The 1993 Bayburt Üzengili avalanche occurred on January 18, 1993, at around 07:45 local time (05:45 UTC) in Üzengili, a village of Bayburt Province in northeastern Turkey. It killed 59 people and injured 21, destroying 72 houses.

== Location and terrain ==
Üzengili is a mountain village situated at an elevation of 2025 m on the southern edge of the Soğanlı Mountains within the Eastern Blacksea Mountain Range (Doğu Karadeniz Dağları). It is 36 km north-east of Bayburt close to the Bayburt-Trabzon provincial border.

The top of the hill at the backside of the village is 3193 m high Amsl.

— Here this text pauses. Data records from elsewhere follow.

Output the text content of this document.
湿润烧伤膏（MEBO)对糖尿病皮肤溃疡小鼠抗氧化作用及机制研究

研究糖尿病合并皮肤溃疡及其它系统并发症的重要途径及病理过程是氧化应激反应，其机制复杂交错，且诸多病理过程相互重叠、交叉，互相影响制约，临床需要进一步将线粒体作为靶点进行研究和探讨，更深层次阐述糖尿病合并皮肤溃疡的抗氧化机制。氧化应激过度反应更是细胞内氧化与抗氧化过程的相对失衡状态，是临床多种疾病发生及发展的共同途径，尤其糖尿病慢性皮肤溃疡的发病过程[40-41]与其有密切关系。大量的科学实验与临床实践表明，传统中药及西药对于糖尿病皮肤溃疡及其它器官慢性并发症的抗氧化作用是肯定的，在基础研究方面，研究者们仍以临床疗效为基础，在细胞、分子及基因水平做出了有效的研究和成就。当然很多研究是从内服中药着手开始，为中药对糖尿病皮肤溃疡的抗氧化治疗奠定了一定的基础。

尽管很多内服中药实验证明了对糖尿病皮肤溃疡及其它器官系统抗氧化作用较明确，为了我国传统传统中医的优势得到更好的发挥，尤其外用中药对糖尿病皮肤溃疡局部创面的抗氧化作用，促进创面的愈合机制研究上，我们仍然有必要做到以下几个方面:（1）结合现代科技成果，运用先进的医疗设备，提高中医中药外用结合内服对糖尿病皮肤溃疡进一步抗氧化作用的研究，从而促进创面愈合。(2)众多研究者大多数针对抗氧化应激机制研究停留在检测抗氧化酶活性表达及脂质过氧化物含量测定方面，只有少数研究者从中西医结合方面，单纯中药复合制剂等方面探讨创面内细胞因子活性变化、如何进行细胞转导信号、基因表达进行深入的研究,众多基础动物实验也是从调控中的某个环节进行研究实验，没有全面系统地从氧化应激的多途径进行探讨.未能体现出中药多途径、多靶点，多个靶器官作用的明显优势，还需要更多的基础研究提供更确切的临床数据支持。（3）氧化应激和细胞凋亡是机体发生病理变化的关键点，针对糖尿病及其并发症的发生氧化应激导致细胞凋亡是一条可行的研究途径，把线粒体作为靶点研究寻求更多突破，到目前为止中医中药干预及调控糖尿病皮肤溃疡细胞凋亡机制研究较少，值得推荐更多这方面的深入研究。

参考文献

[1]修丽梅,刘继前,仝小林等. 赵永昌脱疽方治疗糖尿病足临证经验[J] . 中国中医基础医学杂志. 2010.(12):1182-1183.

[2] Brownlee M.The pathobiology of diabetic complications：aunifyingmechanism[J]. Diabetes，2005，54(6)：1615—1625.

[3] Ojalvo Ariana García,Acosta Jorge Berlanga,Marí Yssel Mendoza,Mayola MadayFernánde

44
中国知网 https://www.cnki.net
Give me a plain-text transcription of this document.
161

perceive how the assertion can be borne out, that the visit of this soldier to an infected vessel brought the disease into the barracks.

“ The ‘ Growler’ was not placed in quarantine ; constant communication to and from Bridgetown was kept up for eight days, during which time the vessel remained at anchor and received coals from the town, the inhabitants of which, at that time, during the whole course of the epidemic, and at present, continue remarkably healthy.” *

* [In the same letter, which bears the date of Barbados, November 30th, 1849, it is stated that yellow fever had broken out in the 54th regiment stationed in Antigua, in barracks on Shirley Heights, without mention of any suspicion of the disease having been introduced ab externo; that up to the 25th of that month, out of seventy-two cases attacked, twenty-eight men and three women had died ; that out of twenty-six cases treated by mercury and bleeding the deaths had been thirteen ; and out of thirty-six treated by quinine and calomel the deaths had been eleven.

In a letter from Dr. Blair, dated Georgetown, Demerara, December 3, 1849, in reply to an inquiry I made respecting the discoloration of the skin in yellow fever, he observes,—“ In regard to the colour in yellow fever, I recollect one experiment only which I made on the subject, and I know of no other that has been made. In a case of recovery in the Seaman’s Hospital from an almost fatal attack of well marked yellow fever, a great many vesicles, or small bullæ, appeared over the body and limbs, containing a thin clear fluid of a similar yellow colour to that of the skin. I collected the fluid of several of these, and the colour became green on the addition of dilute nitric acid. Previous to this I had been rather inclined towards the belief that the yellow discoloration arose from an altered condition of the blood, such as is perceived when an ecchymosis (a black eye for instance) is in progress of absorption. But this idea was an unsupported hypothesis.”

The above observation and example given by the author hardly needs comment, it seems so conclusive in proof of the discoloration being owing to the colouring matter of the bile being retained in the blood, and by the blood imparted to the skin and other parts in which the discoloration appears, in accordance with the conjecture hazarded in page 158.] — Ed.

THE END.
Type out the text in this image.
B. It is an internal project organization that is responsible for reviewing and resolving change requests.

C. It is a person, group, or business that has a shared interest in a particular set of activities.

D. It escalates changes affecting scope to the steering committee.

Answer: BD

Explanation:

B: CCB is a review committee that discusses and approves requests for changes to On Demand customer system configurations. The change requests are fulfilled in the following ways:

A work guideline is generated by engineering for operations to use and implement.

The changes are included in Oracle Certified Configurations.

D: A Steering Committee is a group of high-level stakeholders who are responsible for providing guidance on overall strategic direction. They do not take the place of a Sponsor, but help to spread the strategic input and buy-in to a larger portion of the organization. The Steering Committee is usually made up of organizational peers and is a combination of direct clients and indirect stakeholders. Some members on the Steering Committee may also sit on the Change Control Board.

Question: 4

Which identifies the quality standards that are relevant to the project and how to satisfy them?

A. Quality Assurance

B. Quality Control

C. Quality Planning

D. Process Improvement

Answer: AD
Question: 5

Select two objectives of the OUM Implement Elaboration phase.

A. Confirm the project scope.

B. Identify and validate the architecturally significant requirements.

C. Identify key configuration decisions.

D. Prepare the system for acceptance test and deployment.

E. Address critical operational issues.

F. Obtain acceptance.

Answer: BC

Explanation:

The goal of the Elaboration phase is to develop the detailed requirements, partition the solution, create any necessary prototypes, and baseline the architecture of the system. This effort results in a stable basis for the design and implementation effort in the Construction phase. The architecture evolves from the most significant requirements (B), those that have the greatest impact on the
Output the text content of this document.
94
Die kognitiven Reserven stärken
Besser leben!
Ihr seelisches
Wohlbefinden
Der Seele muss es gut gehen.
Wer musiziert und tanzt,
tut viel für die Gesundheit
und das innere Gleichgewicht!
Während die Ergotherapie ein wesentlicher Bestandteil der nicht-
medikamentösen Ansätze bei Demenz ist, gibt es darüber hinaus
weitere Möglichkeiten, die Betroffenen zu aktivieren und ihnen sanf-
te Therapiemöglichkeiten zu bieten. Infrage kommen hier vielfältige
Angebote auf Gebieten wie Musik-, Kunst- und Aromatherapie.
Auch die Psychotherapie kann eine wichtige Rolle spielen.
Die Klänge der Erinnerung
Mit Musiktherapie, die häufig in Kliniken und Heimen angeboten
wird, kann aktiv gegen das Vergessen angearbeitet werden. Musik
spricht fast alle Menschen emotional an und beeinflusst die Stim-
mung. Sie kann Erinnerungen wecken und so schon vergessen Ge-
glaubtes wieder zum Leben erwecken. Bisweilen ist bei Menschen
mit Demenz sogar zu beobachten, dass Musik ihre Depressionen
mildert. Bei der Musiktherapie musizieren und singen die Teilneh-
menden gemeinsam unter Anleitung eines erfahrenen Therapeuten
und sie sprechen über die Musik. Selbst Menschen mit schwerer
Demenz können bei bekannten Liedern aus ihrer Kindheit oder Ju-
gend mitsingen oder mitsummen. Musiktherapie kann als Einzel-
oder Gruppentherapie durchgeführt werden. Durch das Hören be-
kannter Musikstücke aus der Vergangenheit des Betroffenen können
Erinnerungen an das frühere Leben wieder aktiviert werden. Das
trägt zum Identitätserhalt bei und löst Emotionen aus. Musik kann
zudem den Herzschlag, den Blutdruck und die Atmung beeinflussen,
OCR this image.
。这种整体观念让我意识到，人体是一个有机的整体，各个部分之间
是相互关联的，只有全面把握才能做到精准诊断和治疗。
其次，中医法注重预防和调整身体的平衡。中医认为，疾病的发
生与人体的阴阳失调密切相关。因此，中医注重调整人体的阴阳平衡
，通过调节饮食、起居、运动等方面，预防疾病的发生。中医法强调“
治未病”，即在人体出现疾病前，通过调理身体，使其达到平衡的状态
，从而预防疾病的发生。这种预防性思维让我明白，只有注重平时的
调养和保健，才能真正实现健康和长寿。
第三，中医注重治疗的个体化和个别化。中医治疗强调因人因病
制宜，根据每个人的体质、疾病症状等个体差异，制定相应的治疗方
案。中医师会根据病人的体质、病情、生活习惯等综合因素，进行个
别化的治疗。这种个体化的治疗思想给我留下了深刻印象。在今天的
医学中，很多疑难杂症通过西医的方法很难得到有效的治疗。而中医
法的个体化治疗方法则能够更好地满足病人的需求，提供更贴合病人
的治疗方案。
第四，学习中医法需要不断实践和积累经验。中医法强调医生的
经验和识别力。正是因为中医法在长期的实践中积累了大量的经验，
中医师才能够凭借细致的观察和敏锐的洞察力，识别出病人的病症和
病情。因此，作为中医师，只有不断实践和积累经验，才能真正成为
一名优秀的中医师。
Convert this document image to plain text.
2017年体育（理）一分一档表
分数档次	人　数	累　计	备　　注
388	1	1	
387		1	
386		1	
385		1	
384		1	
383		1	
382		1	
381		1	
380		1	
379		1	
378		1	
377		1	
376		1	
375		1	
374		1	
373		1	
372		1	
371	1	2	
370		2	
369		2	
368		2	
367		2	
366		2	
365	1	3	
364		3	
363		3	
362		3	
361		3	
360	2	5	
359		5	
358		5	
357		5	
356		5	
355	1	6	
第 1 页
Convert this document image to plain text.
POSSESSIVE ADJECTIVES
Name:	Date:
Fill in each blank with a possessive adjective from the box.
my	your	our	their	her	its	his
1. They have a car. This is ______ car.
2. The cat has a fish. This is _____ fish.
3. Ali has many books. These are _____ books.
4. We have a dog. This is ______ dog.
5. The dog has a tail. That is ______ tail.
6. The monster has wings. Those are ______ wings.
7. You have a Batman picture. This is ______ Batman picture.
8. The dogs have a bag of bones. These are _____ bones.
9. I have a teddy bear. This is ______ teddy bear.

Unlike the northern slopes of the mountains in that region, which are densely covered with forest, the south facing part, where the village is located, has almost no trees.

In 1990, the village had a population of 355.

== Weather conditions ==
According to the data from the Turkish State Meteorological Service, recorded at the weather station in Bayburt, the area was covered by snow on January 16. As the temperature there was -5 °C at 21:00 local time on that day, it dropped to -15 °C the next day, resulting in formation of surface crusts. During the daytime of January 17, the temperature rose up and the snow pack melted at the surface. In the late hours of that day, the snow pack's surface formed a melt-freeze crust by refreezing with the dropping temperature. Freshly precipitated snow in the night of January 17 and in the early hours of the next day covered the melt-crust surface.

== Disaster ==
The avalanche flowed 4150 m downwards at an average slope angle of 17 degrees, and struck the village at around 07:45 local time. The snow masses destroyed a total of 72 houses and buried more than 70 people and a great number of animals. The natural disaster caused the life losses of 59 people and 650 livestock. 21 people were injured at the incident.

As a result of the disaster and the future avalanche risk at the location, Üzengili village, comprising 116 houses, has been relocated to another place in a safe zone. In 1997, the settlement counted 166 inhabitants.